Chinese Capitalism and The Modernist Vision
Chinese Capitalism and the Modernist Vision provides a theoretical explanation of the current transition of the Chinese social formation, the dynamics of that transition, and the implications of the transition for the global political economy.  The text is unique for a number of reasons:  1. The text produces an analysis and critique of the policies of the Communist Party of China (CPC) from within the field of Marxian theory and with a strong grounding in the Marxian debates that have shaped that Party. This theoretical framework allows the reader to better understand the thinking of CPC leaders and specifically locates the Marxian theory that has become prevalent within the CPC as a version of modernist thinking (modernist Marxism). 2. The text argues that the social system created during the so-called Maoist period was a form of state feudalism that lasted from the late 1950s until the relationships of fealty upon which that system was based were dismantled during the reform era in favor of capitalist social relationships. 3. The text presents evidence that the form of capitalism that has come to prevail in China is a version of decentralized state capitalism (with strong indications that private capitalism will eventually displace this state version).  4. The current transition is both driven by a process of decentralization and fragmentation and produces these phenomena in a self-reinforcing dynamic. The rise of local government to greater prominence within the hierarchy of power within China is an important part of the story of transition sketched out in the text and helps the reader to understand how the dynamic of reform has become endogenous (and therefore less likely to be abandoned).
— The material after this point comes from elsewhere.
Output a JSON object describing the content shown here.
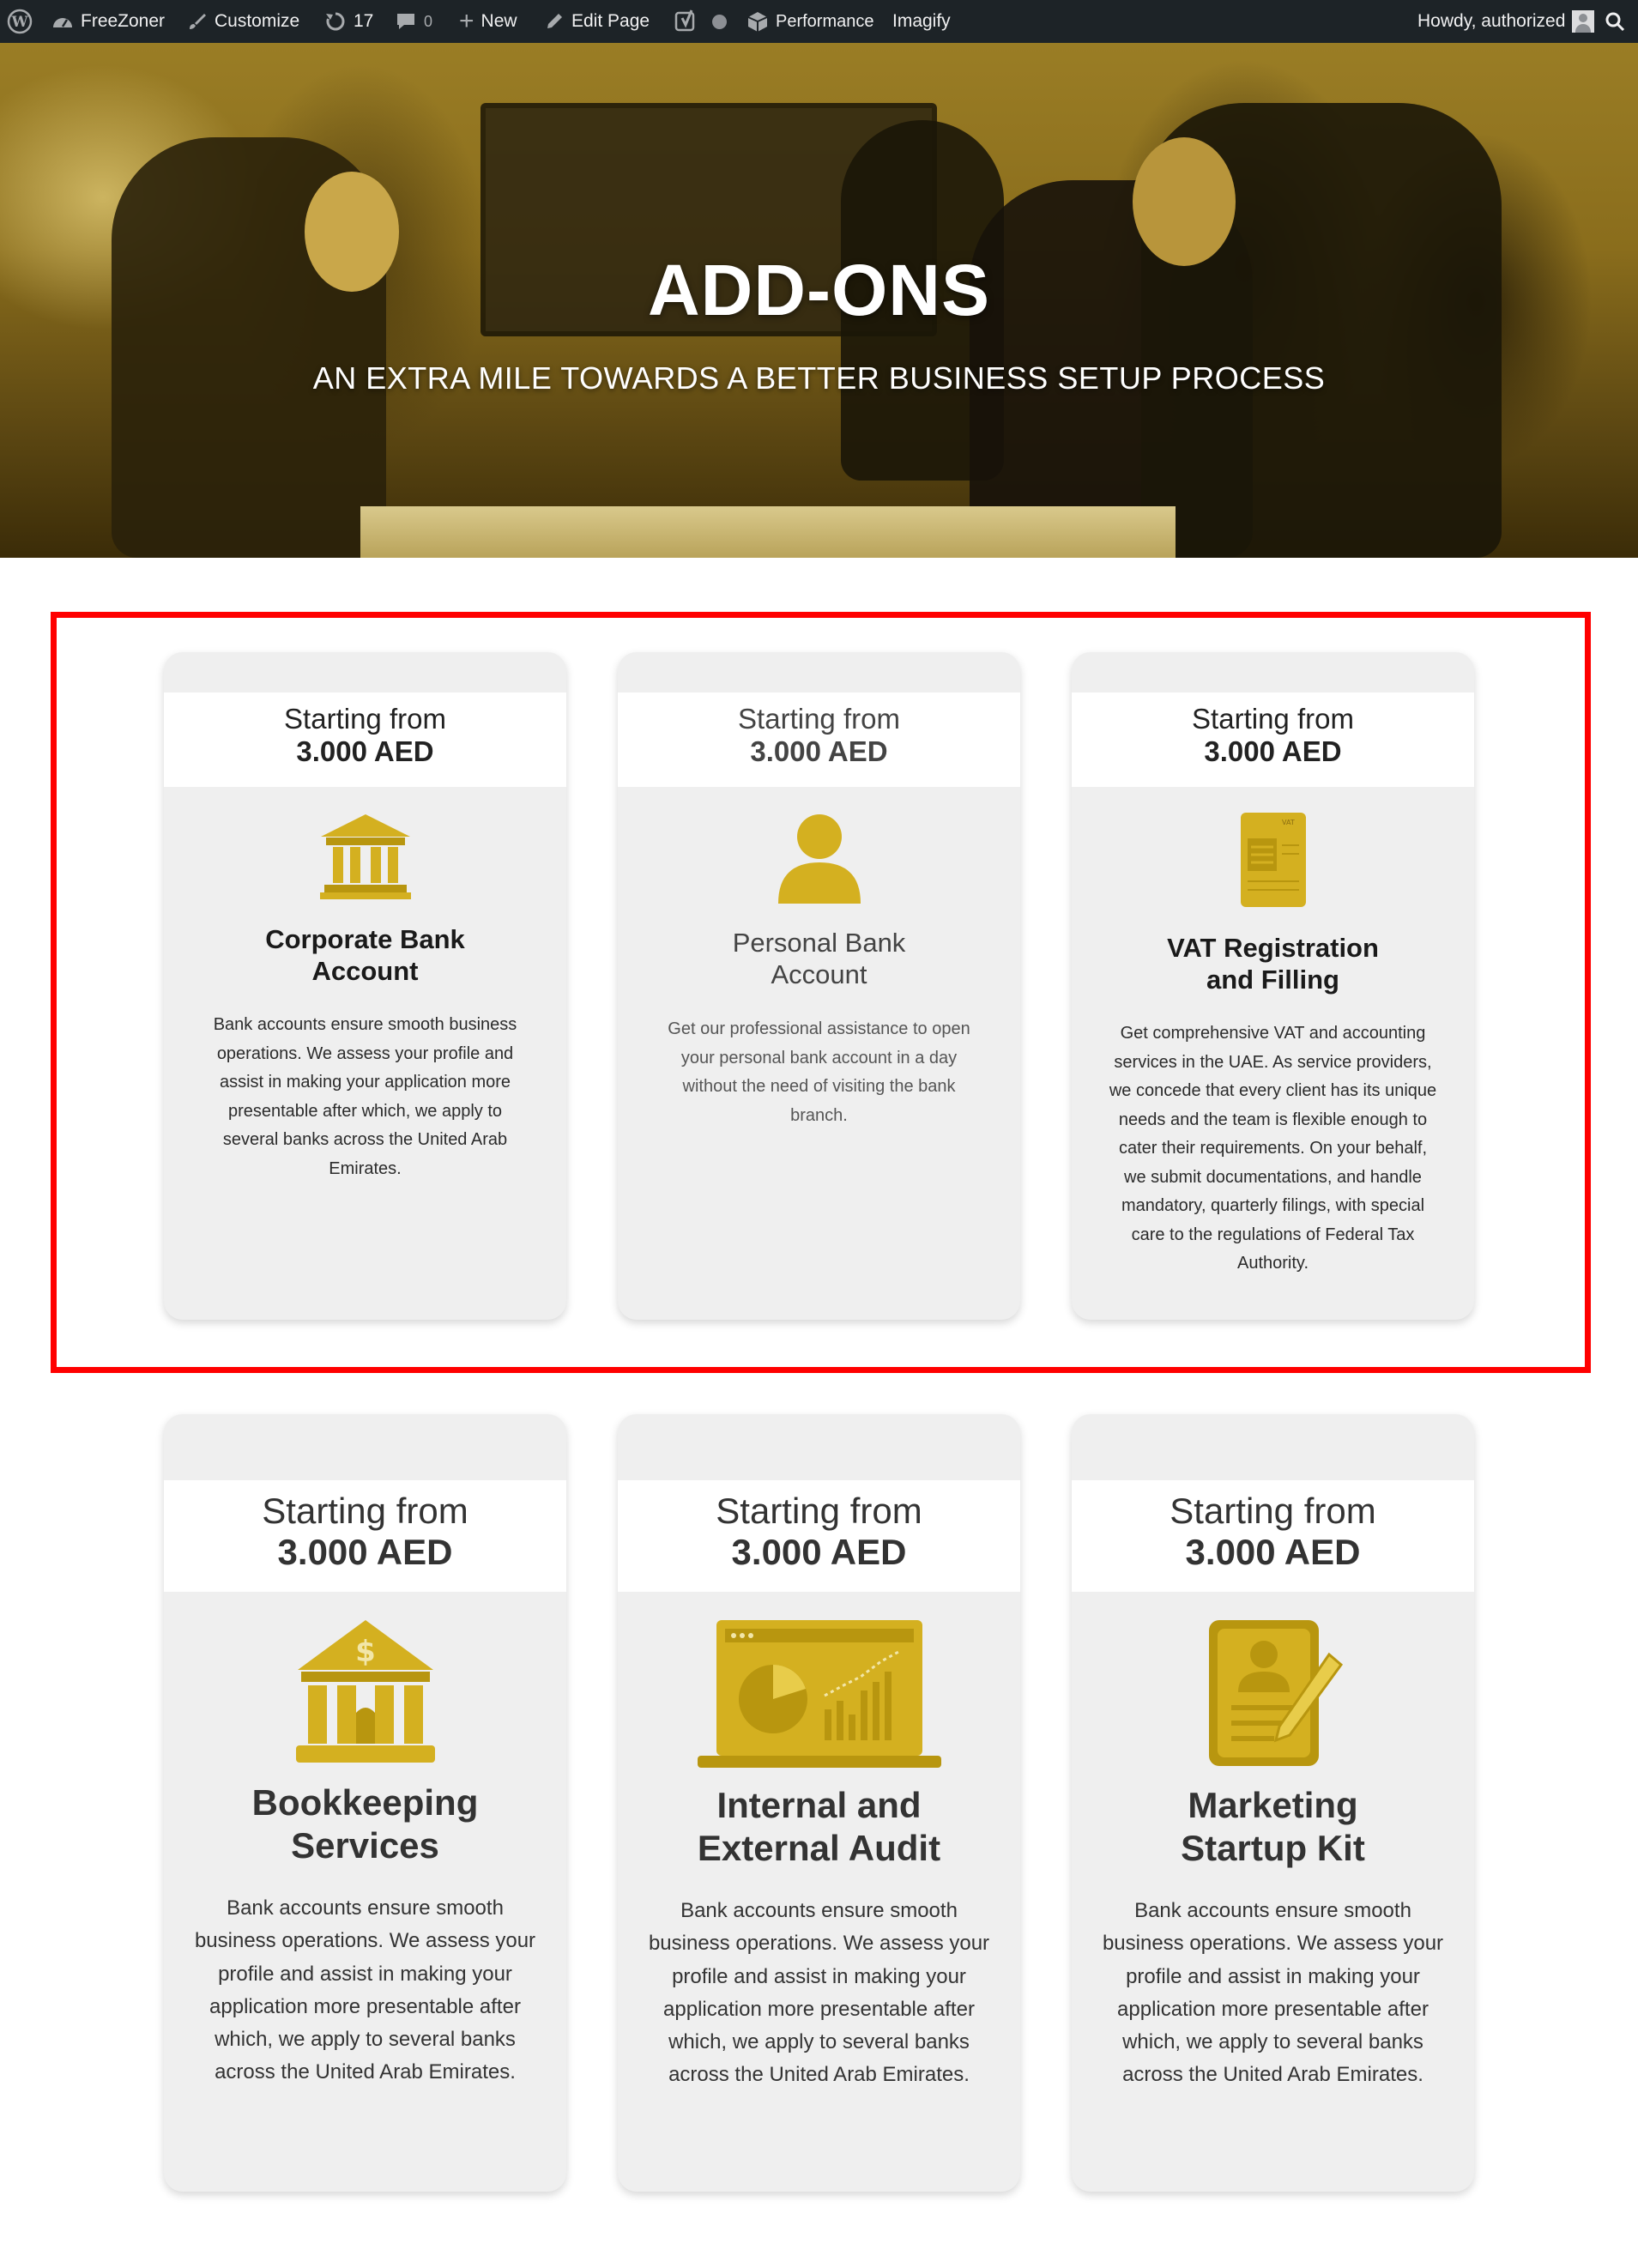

There is no fundamental contradiction between socialism and a market economy. The problem is how to develop the productive forces more effectively. We used to have a planned economy, but our experience over the years has proved that having a totally planned economy hampers the development of the productive forces to a certain extent. If we combine a planned economy with a market economy, we shall be in a better position to liberate the productive forces and speed up economic growth.